(7 of 9)
"We are a poor people," says Ruiz Cortines. He likes to compare his country with a pyramid whose base must be broadened by spreading the wealth more widely. The statistics-minded President reminded his people last week that 42% of all Mexicans are illiterate, that Mexico must still bring 19 million peasants into full participation in its fast-growing economy. In ten years, he said, the population had jumped 6,000,000, loosing new armies of wetbacksillegal migratory workersto cross the U.S. border seeking jobs. To absorb these people, said the President, Mexico must produce more food.
New Men in a New Land. Out of the Mexican revolution has come both a vigorous new middle class, where nothing like it existed before, and a new rich to take the place of the oldtime aristocracy. Domestic tranquillity, world war and the Alemán era of growth and expansion gave great impetus to the process. The very country has changed and matured, a fact that helps account for the rise of such a leader as Adolfo Ruiz Cortines.
Even on the scarred grey face of the Mexican countryside, tilled for more than a thousand years by pointed sticks, changes are visible. South of the Rio Grande near Matamoros grow great fields of cotton, where only mesquite flourished 15 years ago.
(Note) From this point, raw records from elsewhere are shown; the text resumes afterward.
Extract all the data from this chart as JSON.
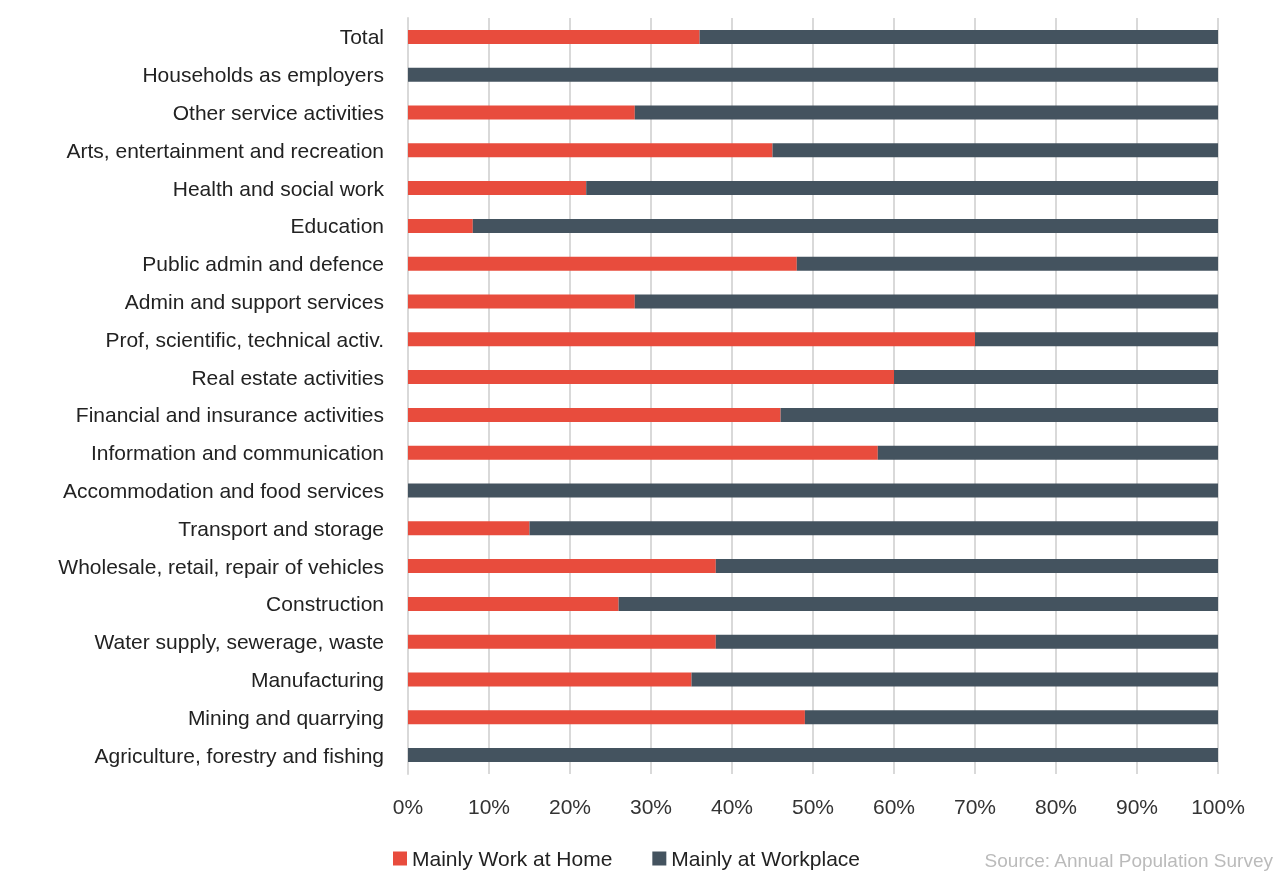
{
  "chart_data": {
    "type": "bar",
    "orientation": "horizontal",
    "stacked": true,
    "categories": [
      "Total",
      "Households as employers",
      "Other service activities",
      "Arts, entertainment and recreation",
      "Health and social work",
      "Education",
      "Public admin and defence",
      "Admin and support services",
      "Prof, scientific, technical activ.",
      "Real estate activities",
      "Financial and insurance activities",
      "Information and communication",
      "Accommodation and food services",
      "Transport and storage",
      "Wholesale, retail, repair of vehicles",
      "Construction",
      "Water supply, sewerage, waste",
      "Manufacturing",
      "Mining and quarrying",
      "Agriculture, forestry and fishing"
    ],
    "series": [
      {
        "name": "Mainly Work at Home",
        "color": "#e84c3d",
        "values": [
          36,
          0,
          28,
          45,
          22,
          8,
          48,
          28,
          70,
          60,
          46,
          58,
          0,
          15,
          38,
          26,
          38,
          35,
          49,
          0
        ]
      },
      {
        "name": "Mainly at Workplace",
        "color": "#44535f",
        "values": [
          64,
          100,
          72,
          55,
          78,
          92,
          52,
          72,
          30,
          40,
          54,
          42,
          100,
          85,
          62,
          74,
          62,
          65,
          51,
          100
        ]
      }
    ],
    "xlim": [
      0,
      100
    ],
    "xticks": [
      {
        "value": 0,
        "label": "0%"
      },
      {
        "value": 10,
        "label": "10%"
      },
      {
        "value": 20,
        "label": "20%"
      },
      {
        "value": 30,
        "label": "30%"
      },
      {
        "value": 40,
        "label": "40%"
      },
      {
        "value": 50,
        "label": "50%"
      },
      {
        "value": 60,
        "label": "60%"
      },
      {
        "value": 70,
        "label": "70%"
      },
      {
        "value": 80,
        "label": "80%"
      },
      {
        "value": 90,
        "label": "90%"
      },
      {
        "value": 100,
        "label": "100%"
      }
    ],
    "grid": "x",
    "legend": "bottom",
    "annotations": [
      "Source: Annual Population Survey"
    ]
  }
}
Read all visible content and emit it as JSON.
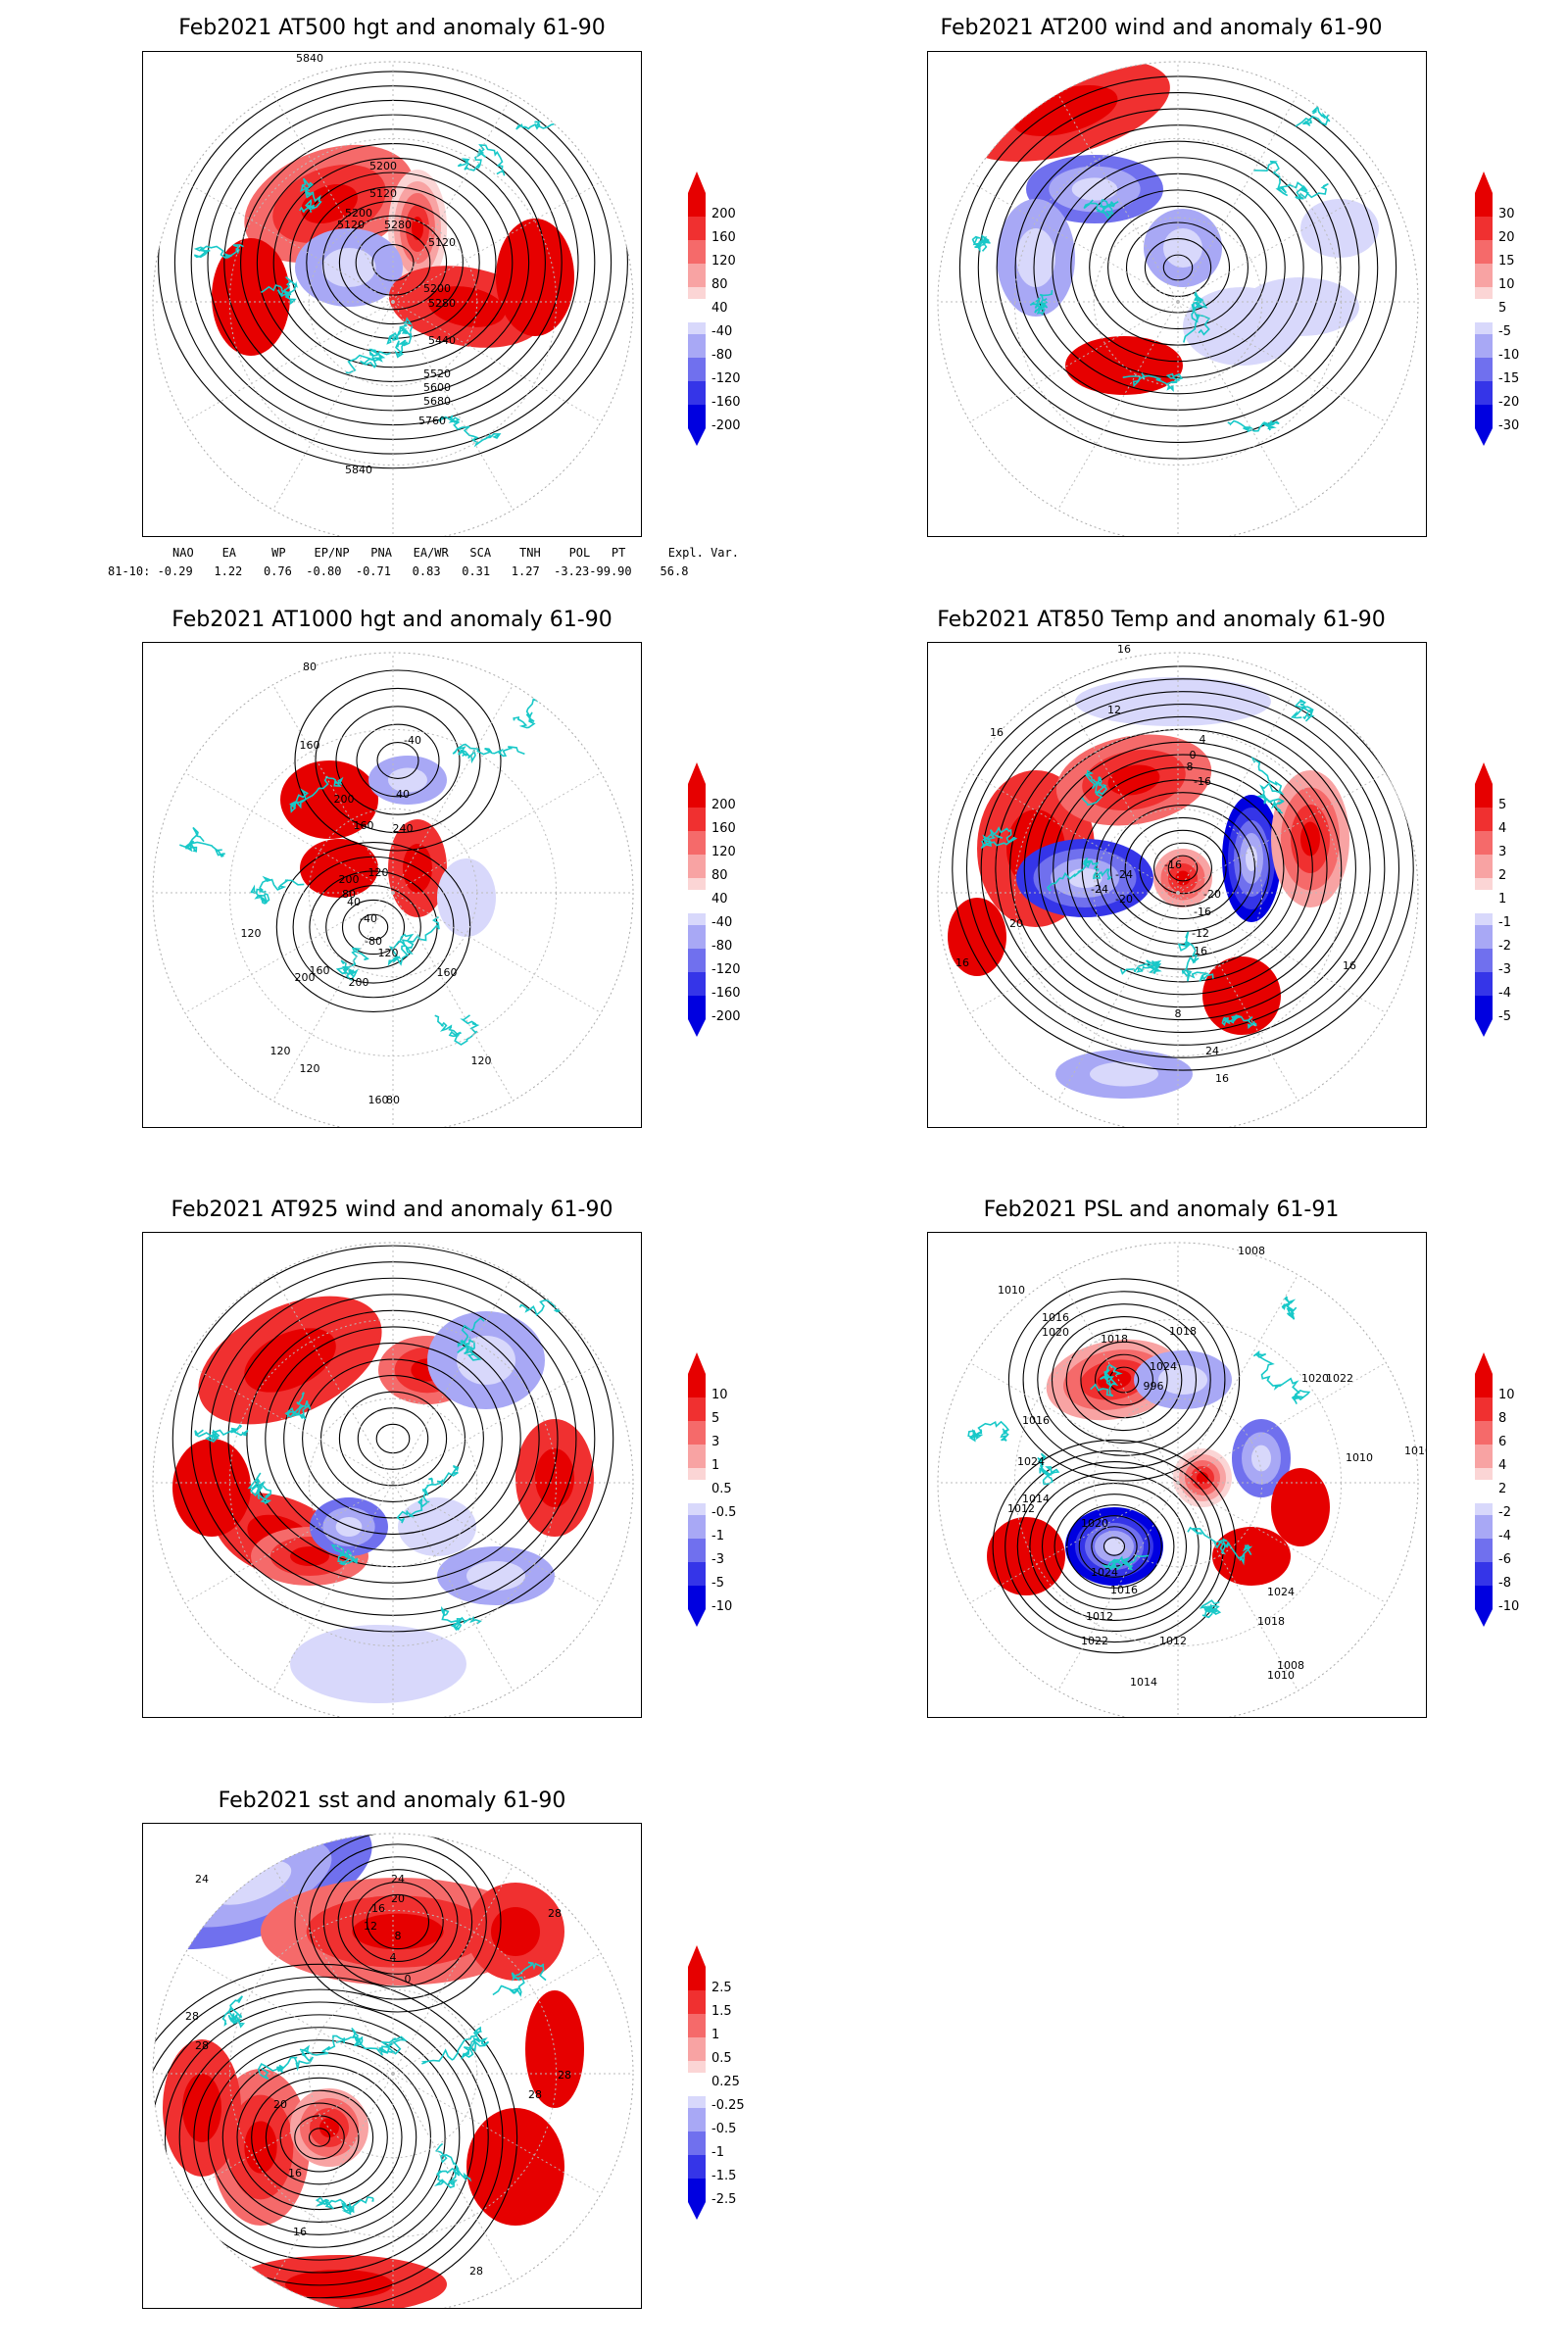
{
  "panels": [
    {
      "id": "at500",
      "title": "Feb2021 AT500 hgt and anomaly 61-90",
      "colorbar": [
        "200",
        "160",
        "120",
        "80",
        "40",
        "-40",
        "-80",
        "-120",
        "-160",
        "-200"
      ],
      "contour_labels": [
        "5840",
        "5200",
        "5120",
        "5200",
        "5120",
        "5280",
        "5120",
        "5200",
        "5280",
        "5440",
        "5520",
        "5600",
        "5680",
        "5760",
        "5840"
      ]
    },
    {
      "id": "at200",
      "title": "Feb2021 AT200 wind and anomaly 61-90",
      "colorbar": [
        "30",
        "20",
        "15",
        "10",
        "5",
        "-5",
        "-10",
        "-15",
        "-20",
        "-30"
      ],
      "contour_labels": []
    },
    {
      "id": "at1000",
      "title": "Feb2021 AT1000 hgt and anomaly 61-90",
      "colorbar": [
        "200",
        "160",
        "120",
        "80",
        "40",
        "-40",
        "-80",
        "-120",
        "-160",
        "-200"
      ],
      "contour_labels": [
        "80",
        "160",
        "-40",
        "200",
        "40",
        "160",
        "240",
        "120",
        "200",
        "80",
        "40",
        "-40",
        "-80",
        "120",
        "160",
        "200",
        "120",
        "160",
        "80",
        "120",
        "200",
        "160",
        "120",
        "80",
        "120"
      ]
    },
    {
      "id": "at850",
      "title": "Feb2021 AT850 Temp and anomaly 61-90",
      "colorbar": [
        "5",
        "4",
        "3",
        "2",
        "1",
        "-1",
        "-2",
        "-3",
        "-4",
        "-5"
      ],
      "contour_labels": [
        "16",
        "12",
        "16",
        "4",
        "0",
        "-8",
        "-16",
        "-24",
        "-16",
        "-20",
        "-24",
        "-20",
        "-16",
        "-12",
        "16",
        "20",
        "16",
        "8",
        "16",
        "24",
        "16",
        "20"
      ]
    },
    {
      "id": "at925",
      "title": "Feb2021 AT925 wind and anomaly 61-90",
      "colorbar": [
        "10",
        "5",
        "3",
        "1",
        "0.5",
        "-0.5",
        "-1",
        "-3",
        "-5",
        "-10"
      ],
      "contour_labels": []
    },
    {
      "id": "psl",
      "title": "Feb2021 PSL and anomaly 61-91",
      "colorbar": [
        "10",
        "8",
        "6",
        "4",
        "2",
        "-2",
        "-4",
        "-6",
        "-8",
        "-10"
      ],
      "contour_labels": [
        "1008",
        "1010",
        "1016",
        "1020",
        "1018",
        "1018",
        "1024",
        "996",
        "1020",
        "1022",
        "1010",
        "1016",
        "1024",
        "1014",
        "1012",
        "1020",
        "1024",
        "1016",
        "1012",
        "1008",
        "1010",
        "1012",
        "1014",
        "1018",
        "1024",
        "1022",
        "1010"
      ]
    },
    {
      "id": "sst",
      "title": "Feb2021 sst and anomaly 61-90",
      "colorbar": [
        "2.5",
        "1.5",
        "1",
        "0.5",
        "0.25",
        "-0.25",
        "-0.5",
        "-1",
        "-1.5",
        "-2.5"
      ],
      "contour_labels": [
        "24",
        "24",
        "20",
        "16",
        "12",
        "8",
        "4",
        "0",
        "28",
        "28",
        "28",
        "20",
        "16",
        "16",
        "28",
        "28",
        "28"
      ]
    }
  ],
  "teleconnections": {
    "header": "NAO    EA     WP    EP/NP   PNA   EA/WR   SCA    TNH    POL   PT      Expl. Var.",
    "row": "81-10: -0.29   1.22   0.76  -0.80  -0.71   0.83   0.31   1.27  -3.23-99.90    56.8"
  },
  "colors": {
    "red_scale": [
      "#e60000",
      "#f03030",
      "#f56a6a",
      "#f8a3a3",
      "#fbd5d5"
    ],
    "blue_scale": [
      "#d8d8fb",
      "#a8a8f5",
      "#7070ee",
      "#3535e8",
      "#0000e0"
    ],
    "coast": "#18c8c8"
  }
}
In booming Lower California, Mexico's newest state, ranchers have sown the republic's biggest wheat fields in reclaimed desert land, and set out hundreds of thousands of fruit and nut trees beside newly driven artesian wells. Among the volcano-ringed Puebla valleys, water led 7 miles through new mountain tunnels has brought record crops of corn and beans. Since World War II, Mexico has switched the emphasis from the revolution-blessed ejido (communal farm) to the privately owned farm, and with men on tractors tilling their own land there has been a healthy rise in food output.
Slicing through the cloud-mantled mountains and the coastal rain forests, through cactus-fenced pastures and corn-clad canyons, four major paved highways now march from the U.S. border to Mexico City. New roads, rebuilt railroads and oil pipelines now crisscross the countryside. Some sleepy towns of yesterday have become buzzing 20th century cities. Colonial Salamanca, seat of the government's big new oil refinery, looks like a Texas oil town by night, with its orange flares glowing over pipes and vents.
Mexico City, now the continent's No. 3 city, with well over 3,000,000 inhabitants, is as jammed with new buildings as Houston. Skyscrapers, one of them 43 stories high, soar above its Spanish church towers. Along its principal avenues flow rivers of cars, most of them assembled in Mexico (in U.S.-owned branch plants). From hundreds of sleek factories on the outskirts come office furniture, cosmetics and toilet articles, trucks and buses, cortisone and refrigerators. Along broad Insurgentes Avenue, one of the hemisphere's brightest shopping centers, Mexicans can buy a Jaguar, a cabin cruiser, a Paris gown, a set of tubular-steel garden furniture.